Beda Nasib Prada Lucky, Mantan Kabais Bocorkan Pengalaman Dipelihara: Tapi Ini Kelewat Batas

Budaya Perpeloncoan di TNI yang Terlalu Berlebihan
Perpeloncoan di lingkungan militer sering kali dianggap sebagai bagian dari proses adaptasi seorang prajurit baru. Namun, dalam kasus Prada Lucky Chepril Saputra Namo, kejadian tersebut justru berujung pada kematian. Hal ini memicu perhatian besar terhadap cara pengelolaan dan pengawasan di dalam TNI.
Laksamana Muda (Purn) Soleman B Ponto, mantan Kepala Badan Intelijen Strategis, menyampaikan bahwa perpeloncoan memang menjadi bagian dari budaya di TNI. Ia mengatakan bahwa hal ini biasanya dialami oleh para prajurit yang baru saja dilantik. Termasuk Prada Lucky yang baru dua bulan menjalani tugasnya sebagai tentara.
“Memang ada kalanya itu adalah sebuah suatu budaya di kita ya militer, ada yang baru masuk, istilah dulu itu perpeloncoan, dipelonco lah seperti itu,” ujarnya. Meski demikian, ia menegaskan bahwa apa yang terjadi pada Prada Lucky sudah melewati batas.
“Tapi ini sepertinya sudah terlewat, sudah melewati batas. Jadi hal begitu itu ada batas-batasnya yang harus dijaga betul,” kata Soleman.
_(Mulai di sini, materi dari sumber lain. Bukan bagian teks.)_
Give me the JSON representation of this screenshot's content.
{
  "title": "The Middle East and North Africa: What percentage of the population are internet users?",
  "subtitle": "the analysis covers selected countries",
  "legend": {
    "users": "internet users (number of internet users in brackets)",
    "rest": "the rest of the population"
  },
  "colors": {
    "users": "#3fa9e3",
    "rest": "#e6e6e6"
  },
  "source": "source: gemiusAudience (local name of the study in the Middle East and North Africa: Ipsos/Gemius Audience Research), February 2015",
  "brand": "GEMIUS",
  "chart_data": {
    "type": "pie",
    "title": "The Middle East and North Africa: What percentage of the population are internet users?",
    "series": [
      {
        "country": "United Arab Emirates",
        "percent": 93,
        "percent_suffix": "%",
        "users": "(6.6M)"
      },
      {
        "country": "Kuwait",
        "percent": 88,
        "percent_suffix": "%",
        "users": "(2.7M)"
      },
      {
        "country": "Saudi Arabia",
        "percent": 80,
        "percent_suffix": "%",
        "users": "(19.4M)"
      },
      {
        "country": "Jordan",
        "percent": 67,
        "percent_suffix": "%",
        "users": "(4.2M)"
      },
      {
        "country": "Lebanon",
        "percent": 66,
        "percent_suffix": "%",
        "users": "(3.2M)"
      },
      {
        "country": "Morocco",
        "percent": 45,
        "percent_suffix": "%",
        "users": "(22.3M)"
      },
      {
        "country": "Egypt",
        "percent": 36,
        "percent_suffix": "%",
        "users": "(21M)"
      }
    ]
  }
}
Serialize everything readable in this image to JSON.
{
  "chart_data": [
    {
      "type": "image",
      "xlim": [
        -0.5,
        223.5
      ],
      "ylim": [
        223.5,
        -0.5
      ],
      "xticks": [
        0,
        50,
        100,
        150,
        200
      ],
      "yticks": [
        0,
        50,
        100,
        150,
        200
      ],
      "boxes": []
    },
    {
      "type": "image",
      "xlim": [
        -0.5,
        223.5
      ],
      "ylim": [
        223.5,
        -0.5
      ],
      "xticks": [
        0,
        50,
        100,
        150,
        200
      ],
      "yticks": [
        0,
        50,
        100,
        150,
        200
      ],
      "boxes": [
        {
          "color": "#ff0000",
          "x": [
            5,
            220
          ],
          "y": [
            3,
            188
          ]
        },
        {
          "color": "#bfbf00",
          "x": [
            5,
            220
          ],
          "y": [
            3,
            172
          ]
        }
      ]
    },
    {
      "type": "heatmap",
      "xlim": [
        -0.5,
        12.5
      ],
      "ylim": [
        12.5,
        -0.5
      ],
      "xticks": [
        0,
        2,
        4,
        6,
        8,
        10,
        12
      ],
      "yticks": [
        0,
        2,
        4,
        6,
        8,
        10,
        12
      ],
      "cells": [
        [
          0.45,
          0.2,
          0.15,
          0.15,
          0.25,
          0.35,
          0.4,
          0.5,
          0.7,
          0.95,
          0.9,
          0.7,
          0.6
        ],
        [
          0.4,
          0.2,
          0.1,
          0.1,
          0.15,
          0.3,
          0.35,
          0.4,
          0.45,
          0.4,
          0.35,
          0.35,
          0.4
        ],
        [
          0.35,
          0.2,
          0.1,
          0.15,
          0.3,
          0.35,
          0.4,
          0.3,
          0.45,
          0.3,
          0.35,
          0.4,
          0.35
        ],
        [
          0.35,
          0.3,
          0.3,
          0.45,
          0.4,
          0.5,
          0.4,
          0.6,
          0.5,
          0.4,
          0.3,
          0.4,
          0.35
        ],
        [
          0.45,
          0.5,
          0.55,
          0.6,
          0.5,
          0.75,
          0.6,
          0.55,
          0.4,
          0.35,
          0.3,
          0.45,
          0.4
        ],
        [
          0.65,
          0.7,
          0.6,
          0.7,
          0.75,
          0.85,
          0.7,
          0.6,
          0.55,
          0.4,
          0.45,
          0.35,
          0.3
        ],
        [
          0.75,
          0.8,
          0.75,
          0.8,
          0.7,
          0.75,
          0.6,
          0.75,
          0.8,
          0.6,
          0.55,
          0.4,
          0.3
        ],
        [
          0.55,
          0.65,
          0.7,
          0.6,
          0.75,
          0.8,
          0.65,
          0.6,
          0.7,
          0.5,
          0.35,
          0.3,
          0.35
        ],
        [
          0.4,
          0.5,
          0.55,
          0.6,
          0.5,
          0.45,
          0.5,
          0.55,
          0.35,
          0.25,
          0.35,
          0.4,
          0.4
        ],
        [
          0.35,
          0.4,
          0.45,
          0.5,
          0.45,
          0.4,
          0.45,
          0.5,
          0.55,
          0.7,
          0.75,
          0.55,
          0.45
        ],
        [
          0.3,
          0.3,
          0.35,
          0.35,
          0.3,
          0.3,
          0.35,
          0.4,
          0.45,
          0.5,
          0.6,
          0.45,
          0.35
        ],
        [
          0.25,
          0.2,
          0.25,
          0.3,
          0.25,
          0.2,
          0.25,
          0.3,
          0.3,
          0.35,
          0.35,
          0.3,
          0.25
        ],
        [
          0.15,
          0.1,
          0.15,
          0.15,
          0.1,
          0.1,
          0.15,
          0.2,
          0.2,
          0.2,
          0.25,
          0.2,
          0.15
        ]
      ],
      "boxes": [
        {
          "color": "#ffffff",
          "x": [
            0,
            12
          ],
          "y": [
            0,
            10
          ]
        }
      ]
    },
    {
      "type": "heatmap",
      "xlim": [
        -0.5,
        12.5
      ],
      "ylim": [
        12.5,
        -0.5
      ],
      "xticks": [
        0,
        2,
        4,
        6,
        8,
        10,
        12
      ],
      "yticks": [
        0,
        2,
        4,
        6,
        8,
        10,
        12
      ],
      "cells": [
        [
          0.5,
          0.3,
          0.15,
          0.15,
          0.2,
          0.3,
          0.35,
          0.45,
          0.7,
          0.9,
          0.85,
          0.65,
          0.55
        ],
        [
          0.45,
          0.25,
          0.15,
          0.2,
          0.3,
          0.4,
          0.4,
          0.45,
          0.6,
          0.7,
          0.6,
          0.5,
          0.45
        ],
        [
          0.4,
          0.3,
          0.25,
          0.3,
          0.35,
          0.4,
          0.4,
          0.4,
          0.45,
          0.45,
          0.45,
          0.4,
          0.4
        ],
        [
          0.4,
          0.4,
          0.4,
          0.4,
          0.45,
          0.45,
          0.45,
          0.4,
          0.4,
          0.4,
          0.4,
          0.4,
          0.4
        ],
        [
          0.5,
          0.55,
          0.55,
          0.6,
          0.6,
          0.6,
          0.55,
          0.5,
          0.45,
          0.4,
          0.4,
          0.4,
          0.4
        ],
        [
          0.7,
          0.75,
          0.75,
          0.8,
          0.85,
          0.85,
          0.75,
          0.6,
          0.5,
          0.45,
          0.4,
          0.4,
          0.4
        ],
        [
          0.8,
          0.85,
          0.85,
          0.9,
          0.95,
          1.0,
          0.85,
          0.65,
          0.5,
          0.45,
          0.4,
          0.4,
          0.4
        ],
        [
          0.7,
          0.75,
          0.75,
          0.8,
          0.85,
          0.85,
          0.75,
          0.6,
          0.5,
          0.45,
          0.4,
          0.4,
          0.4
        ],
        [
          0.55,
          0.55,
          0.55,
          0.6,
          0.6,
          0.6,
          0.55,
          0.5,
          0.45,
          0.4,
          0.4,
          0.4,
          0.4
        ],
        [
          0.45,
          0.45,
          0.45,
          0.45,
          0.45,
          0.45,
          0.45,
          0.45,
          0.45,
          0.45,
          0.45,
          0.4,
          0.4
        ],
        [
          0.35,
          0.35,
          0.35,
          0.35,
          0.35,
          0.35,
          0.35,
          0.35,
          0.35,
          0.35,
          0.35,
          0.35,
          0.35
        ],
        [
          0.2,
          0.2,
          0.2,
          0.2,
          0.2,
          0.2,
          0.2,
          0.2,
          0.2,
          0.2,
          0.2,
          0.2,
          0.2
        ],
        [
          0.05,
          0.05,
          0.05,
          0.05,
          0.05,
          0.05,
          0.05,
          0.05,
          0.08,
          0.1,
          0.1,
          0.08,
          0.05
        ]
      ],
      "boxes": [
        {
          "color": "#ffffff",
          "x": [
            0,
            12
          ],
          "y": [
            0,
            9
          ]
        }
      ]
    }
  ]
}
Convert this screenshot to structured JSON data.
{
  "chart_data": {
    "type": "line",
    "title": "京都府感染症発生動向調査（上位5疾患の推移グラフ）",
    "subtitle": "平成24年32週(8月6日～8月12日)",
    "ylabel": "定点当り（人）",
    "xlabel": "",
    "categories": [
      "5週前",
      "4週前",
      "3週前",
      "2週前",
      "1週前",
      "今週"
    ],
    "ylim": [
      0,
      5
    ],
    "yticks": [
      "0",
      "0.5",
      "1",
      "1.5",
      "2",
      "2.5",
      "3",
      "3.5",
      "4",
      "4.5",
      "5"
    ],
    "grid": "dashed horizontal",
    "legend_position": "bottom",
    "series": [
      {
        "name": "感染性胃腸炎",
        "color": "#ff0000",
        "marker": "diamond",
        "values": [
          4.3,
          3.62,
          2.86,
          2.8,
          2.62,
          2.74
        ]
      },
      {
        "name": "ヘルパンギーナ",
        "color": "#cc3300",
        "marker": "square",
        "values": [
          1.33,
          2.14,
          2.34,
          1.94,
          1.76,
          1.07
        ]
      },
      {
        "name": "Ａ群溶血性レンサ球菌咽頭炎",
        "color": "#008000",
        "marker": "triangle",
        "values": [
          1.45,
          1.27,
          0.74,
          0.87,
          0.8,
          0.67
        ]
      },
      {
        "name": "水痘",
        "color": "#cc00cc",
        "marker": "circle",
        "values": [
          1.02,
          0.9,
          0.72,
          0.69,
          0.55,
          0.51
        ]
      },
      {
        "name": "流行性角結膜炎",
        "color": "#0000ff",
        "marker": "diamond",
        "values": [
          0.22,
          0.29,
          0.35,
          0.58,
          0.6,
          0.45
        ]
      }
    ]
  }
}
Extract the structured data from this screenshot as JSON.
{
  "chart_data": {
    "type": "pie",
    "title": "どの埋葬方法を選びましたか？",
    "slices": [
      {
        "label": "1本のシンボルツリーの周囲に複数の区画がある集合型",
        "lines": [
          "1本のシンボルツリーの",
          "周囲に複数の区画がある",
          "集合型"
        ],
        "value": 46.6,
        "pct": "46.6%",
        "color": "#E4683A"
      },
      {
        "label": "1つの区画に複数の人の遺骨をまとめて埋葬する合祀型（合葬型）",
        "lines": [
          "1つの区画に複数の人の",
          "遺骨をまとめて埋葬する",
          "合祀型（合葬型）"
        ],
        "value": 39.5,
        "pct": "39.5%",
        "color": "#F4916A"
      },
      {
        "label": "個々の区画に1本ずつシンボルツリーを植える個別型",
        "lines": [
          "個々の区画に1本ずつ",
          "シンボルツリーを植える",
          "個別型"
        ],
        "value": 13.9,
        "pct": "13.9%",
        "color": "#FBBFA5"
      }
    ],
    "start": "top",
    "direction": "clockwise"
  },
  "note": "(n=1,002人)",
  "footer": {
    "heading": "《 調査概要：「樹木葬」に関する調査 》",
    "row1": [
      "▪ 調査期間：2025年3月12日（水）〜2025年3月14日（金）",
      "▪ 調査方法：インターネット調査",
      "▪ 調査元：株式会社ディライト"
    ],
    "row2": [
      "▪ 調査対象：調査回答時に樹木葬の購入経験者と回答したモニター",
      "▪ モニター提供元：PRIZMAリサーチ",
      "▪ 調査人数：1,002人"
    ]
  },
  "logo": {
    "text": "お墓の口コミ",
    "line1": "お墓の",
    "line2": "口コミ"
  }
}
Menurutnya, setiap atasan memiliki tanggung jawab untuk memastikan bahwa semua proses dilakukan dengan baik dan tidak melanggar batas-batas yang telah ditetapkan.
Soleman juga mengakui bahwa dirinya sendiri pernah mengalami perpeloncoan saat menjadi prajurit muda. Namun, ia menekankan bahwa itu tetap dalam batas yang wajar. “Saya juga merasakan bagaimana pentaatan seperti itu, boleh dibilang ada perpeloncoan, tetapi itu dalam batas,” katanya.
Menurutnya, batas tersebut akan tercapai jika atasan mampu mengawasi bawahannya dengan baik. Oleh karena itu, ia mempertanyakan kinerja atasan dari Prada Lucky, termasuk Komandan Peleton (Danton), yang seharusnya bisa mengontrol situasi agar tidak terjadi hal-hal yang tidak diinginkan.
Kasus kematian Prada Lucky disayangkan oleh banyak pihak, terutama karena ini bukan pertama kalinya kejadian serupa terjadi di lingkungan TNI. “Sangat disayangkan, bayangkan sudah susah-susah dilatih, sudah susah-susah dipilih, lalu mati sia-sia hanya karena sekedar memperlihatkan bagaimana budaya yang ada di dalam,” ujar Soleman.
Ia menilai, kejadian ini menjadi peringatan bagi seluruh pimpinan prajurit yang bertanggung jawab atas anak buahnya. “Gigit-gigitan seperti ini adalah hal yang biasa memang, tetapi harus ada pengawasan, harus ada batas, tapi ini kan batas dilewati,” katanya.
“Artinya tidak ada pengawasan, maka yang atas pun harus ikut bertanggung jawab. Kalau tidak ada, maka ke depan akan berulang kembali,” tambahnya.
Sub Denpom IX/1-1 Ende sedang melakukan penyelidikan terkait dugaan penganiayaan terhadap Prada Lucky Namo, anggota Batalyon Infanteri Teritorial Pembangunan 834/Wakanga Mere yang meninggal dunia pada 6 Agustus 2025. Saat ini, pihak Sub Denpom telah melakukan serangkaian pemeriksaan dan meminta keterangan dari anggota Batalyon lainnya yang diduga terlibat dalam kasus ini.
Dansub Denpom Ende, Kapten CPM Stefanus Kopong Ola, menyatakan bahwa pihaknya berupaya secepat mungkin menyelesaikan penyidikan. “Intinya kami lagi bekerja biar cepat selesai dalam kasus penyidikan, yang jelas kalau ada yang berbuat kan pasti bertanggungjawab,” ujarnya.
Di sisi lain, ibu korban, Seprina Paulina Miprey, menuntut keadilan atas kematian putranya. Anaknya yang baru dua bulan dilantik menjadi tentara, berhasil lolos delapan kali tes masuk TNI. Namun, nasib buruk menghampirinya. “Saya seorang ibu, saya minta keadilan, saya pu anak sudah mati sia-sia. Mati di medan perang saya terima, itu tugas dia bela negara, ini mati sia-sia di tangan seniornya. Proses mereka ! , pecat !, bila perlu hukuman mati !,” ungkapnya.